The cost-effectiveness of levodopa/carbidopa intestinal gel compared to standard care in advanced Parkinson’s disease

Abstract

Background: Parkinson’s disease (PD) is an incurable, progressive neurological condition, with symptoms impacting movement, walking, and posture that eventually become severely disabling. Advanced PD (aPD) has a significant impact on quality-of-life (QoL) for patients and their caregivers/families. Levodopa/carbidopa intestinal gel (LCIG) is indicated for the treatment of advanced levodopa-responsive PD with severe motor fluctuations and hyper-/dyskinesia when available combinations of therapy have not given satisfactory results.

Aims: To determine the cost-effectiveness of LCIG vs standard of care (SoC) for the treatment of aPD patients.
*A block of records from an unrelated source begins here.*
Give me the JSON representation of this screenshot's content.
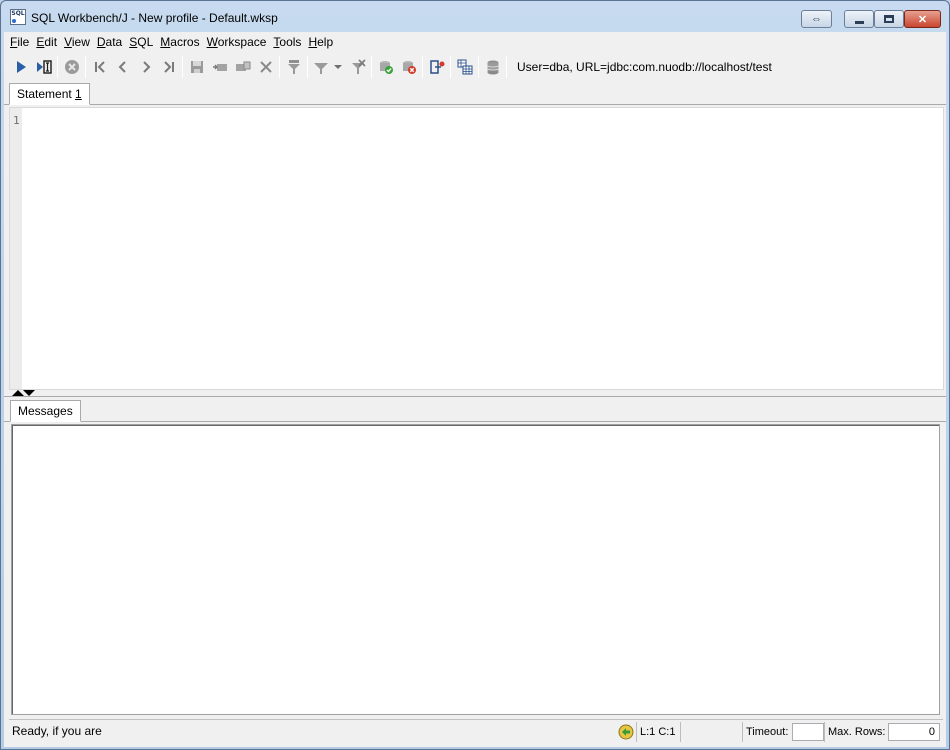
{
  "window": {
    "title": "SQL Workbench/J - New profile - Default.wksp",
    "icon_text": "SQL"
  },
  "menu": [
    {
      "mnemonic": "F",
      "rest": "ile"
    },
    {
      "mnemonic": "E",
      "rest": "dit"
    },
    {
      "mnemonic": "V",
      "rest": "iew"
    },
    {
      "mnemonic": "D",
      "rest": "ata"
    },
    {
      "mnemonic": "S",
      "rest": "QL"
    },
    {
      "mnemonic": "M",
      "rest": "acros"
    },
    {
      "mnemonic": "W",
      "rest": "orkspace"
    },
    {
      "mnemonic": "T",
      "rest": "ools"
    },
    {
      "mnemonic": "H",
      "rest": "elp"
    }
  ],
  "toolbar": {
    "connection_info": "User=dba, URL=jdbc:com.nuodb://localhost/test",
    "icons": [
      "execute-icon",
      "execute-current-icon",
      "cancel-icon",
      "first-icon",
      "previous-icon",
      "next-icon",
      "last-icon",
      "save-icon",
      "insert-row-icon",
      "copy-row-icon",
      "delete-row-icon",
      "filter-icon",
      "filter-dropdown-icon",
      "clear-filter-icon",
      "commit-icon",
      "rollback-icon",
      "disconnect-icon",
      "db-explorer-icon",
      "db-tree-icon"
    ]
  },
  "editor": {
    "tab_label": "Statement ",
    "tab_number": "1",
    "line_number": "1"
  },
  "results": {
    "tab_label": "Messages"
  },
  "statusbar": {
    "message": "Ready, if you are",
    "cursor": "L:1 C:1",
    "timeout_label": "Timeout:",
    "timeout_value": "",
    "maxrows_label": "Max. Rows:",
    "maxrows_value": "0"
  }
}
Methods: A Markov model was used to evaluate LCIG vs SoC in a hypothetical cohort of 100 aPD patients with severe motor fluctuations from an Irish healthcare perspective. Model health states were defined by Hoehn & Yahr (H&Y) scale—combined with amount of time in OFF-time—and death. SoC comprised of standard oral therapy ± subcutaneous apomorphine infusion and standard follow-up visits. Clinical efficacy, utilities, and transition probabilities were derived from published studies. Resource use was estimated from individual patient-level data from Adelphi 2012 UK dataset, using Irish costs, where possible. Time horizon was 20 years. Costs and outcomes were discounted at 4%. Both one-way and probabilistic sensitivity analyses were conducted.

Results: The incremental cost-effectiveness ratio for LCIG vs SOC was €26,944/quality adjusted life year (QALY) (total costs and QALYs for LCIG vs SoC: €537,687 vs €514,037 and 4.37 vs 3.49, respectively). LCIG is cost-effective at a payer threshold of €45,000. The model was most sensitive to health state costs.

Conclusion: LCIG is a cost-effective treatment option compared with SoC in patients with aPD.

Keywords:

• Parkinson’s disease
• advanced Parkinson’s disease
• cost-effectiveness
• levodopa/carbidopa intestinal gel

Transparency

Declaration of funding

This study and manuscript were funded by AbbVie. The design, study conduct, and financial support for the study were provided by AbbVie. AbbVie participated in the study design, research, interpretation of data, writing, review, and approval of the manuscript.

Declaration of financial/other relationships

JL and HK were/are salaried employees of QuintilesIMS, who received consultancy fees from AbbVie. KS, TM, YJJ, and RB are employees of AbbVie, and may own AbbVie stock or stock options; they contributed to study design, data interpretation, manuscript development, and review. KRC has received educational funding from UCB and honoraria for sponsored symposiums from UCB, AbbVie, Britannia, US Worldmeds, Otsuka, Medtronic, and Zambon. He has also acted as a consultant for AbbVie, UCB, Britannia, Medtronic, and Mundipharama. KRC supported the study with his clinical expertise and contributed to the manuscript and review. The authors have no other relevant affiliations or financial involvement with any organization or entity with financial interest in, or financial conflict with, the subject matter or materials discussed in the manuscript apart from those disclosed. Peer reviewers on this manuscript have received an honorarium from JME for their review work, but have no other relevant financial relationships to disclose.

Acknowledgments

We would like to acknowledge Professor Michael Hutchinson, Department of Neurology, Saint Vincent’s Hospital Dublin, Ireland, for his input on the clinical practice in Ireland.